Sister Lois Eckes, prioress of the Benedictine Sisters of St.
Scholastica Monastery in Duluth, said that since BHS was created in
1985, it has “beautifully” carried on the Benedictine values of
hospitality, stewardship, respect and justice.
Its mission continues to bring the healing love and compassion of
Christ to everyone, especially those who are underserved, she added.
Sister Grace Marie Braun, who was instrumental in helping create BHS
when she was serving as prioress in the 1980s, said, “The rule of St.
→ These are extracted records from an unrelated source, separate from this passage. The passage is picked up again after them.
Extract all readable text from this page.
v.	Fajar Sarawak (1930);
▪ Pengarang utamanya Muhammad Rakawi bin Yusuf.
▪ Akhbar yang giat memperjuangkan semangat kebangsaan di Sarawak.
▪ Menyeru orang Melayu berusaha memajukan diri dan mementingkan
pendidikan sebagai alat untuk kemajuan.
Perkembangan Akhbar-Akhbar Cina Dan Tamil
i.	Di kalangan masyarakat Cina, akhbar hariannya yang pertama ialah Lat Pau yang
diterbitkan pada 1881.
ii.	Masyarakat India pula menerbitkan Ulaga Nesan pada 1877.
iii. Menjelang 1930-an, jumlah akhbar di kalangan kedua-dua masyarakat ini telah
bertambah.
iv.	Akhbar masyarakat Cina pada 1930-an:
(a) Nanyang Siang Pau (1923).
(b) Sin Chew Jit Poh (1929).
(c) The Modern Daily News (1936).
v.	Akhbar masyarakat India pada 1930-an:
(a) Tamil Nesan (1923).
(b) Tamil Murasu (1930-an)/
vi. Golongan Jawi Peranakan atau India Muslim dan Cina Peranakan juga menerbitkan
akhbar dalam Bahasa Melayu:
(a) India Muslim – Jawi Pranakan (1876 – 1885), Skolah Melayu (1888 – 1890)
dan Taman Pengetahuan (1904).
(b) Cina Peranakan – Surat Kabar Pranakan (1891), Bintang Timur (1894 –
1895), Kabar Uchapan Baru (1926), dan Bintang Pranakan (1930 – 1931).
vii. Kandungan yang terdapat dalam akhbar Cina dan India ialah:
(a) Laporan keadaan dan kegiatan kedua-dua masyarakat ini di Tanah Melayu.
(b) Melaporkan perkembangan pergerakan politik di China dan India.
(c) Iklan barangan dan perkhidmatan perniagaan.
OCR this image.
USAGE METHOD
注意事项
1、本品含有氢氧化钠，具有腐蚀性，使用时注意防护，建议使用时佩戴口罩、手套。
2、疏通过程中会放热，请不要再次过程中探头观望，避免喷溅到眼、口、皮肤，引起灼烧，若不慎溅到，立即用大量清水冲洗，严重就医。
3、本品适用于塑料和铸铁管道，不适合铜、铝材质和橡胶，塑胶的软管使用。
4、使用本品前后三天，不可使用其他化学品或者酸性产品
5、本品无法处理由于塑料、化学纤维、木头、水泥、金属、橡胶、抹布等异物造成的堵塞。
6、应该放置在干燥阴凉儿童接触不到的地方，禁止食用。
Benedict speaks of the care of the sick and St. Benedict tells us that
care must rank above all.”
And, she added, the sisters continue to be closely involved, serving on
the BHS board and member institution boards, providing new employee
orientation at the monastery and daily prayer for all involved in
ministry to the sick and elderly.
Personal experience
Gary Robinson, a member of Guardian Angels in Oakdale, said his family
has been on the receiving end of that care and prayer at the Marian
Center, a BHS facility in St. Paul. His father, Edgar Robinson, lived
at the home for about two and a half months before his death in May
2007. He was 94.
“One of the nice things is they have Mass six days a week at the Marian
Center,” Robinson said. And the day that Edgar died, the priest who
celebrated Mass went up to his room and gave him the sacrament of
anointing.
“That’s a very comforting thought, and that’s one of the things I like
about being Catholic, with the Marian Center, that you always have that
available,” he said.
About the same time, Robinson and his brother, Charles, also helped his
mother, Clementine, now 98, move into an assisted-living apartment at
Marian Center. After a fall last year, she needed more care and moved
into the facility.
“My brother and me, we are there almost every day,” said Robinson, who
said they each will get Clementine from her room and take her to
daily Mass.
“It’s important to me and it’s important to my mother,” he said. “The
fact that it has that Catholic environment is very nice.”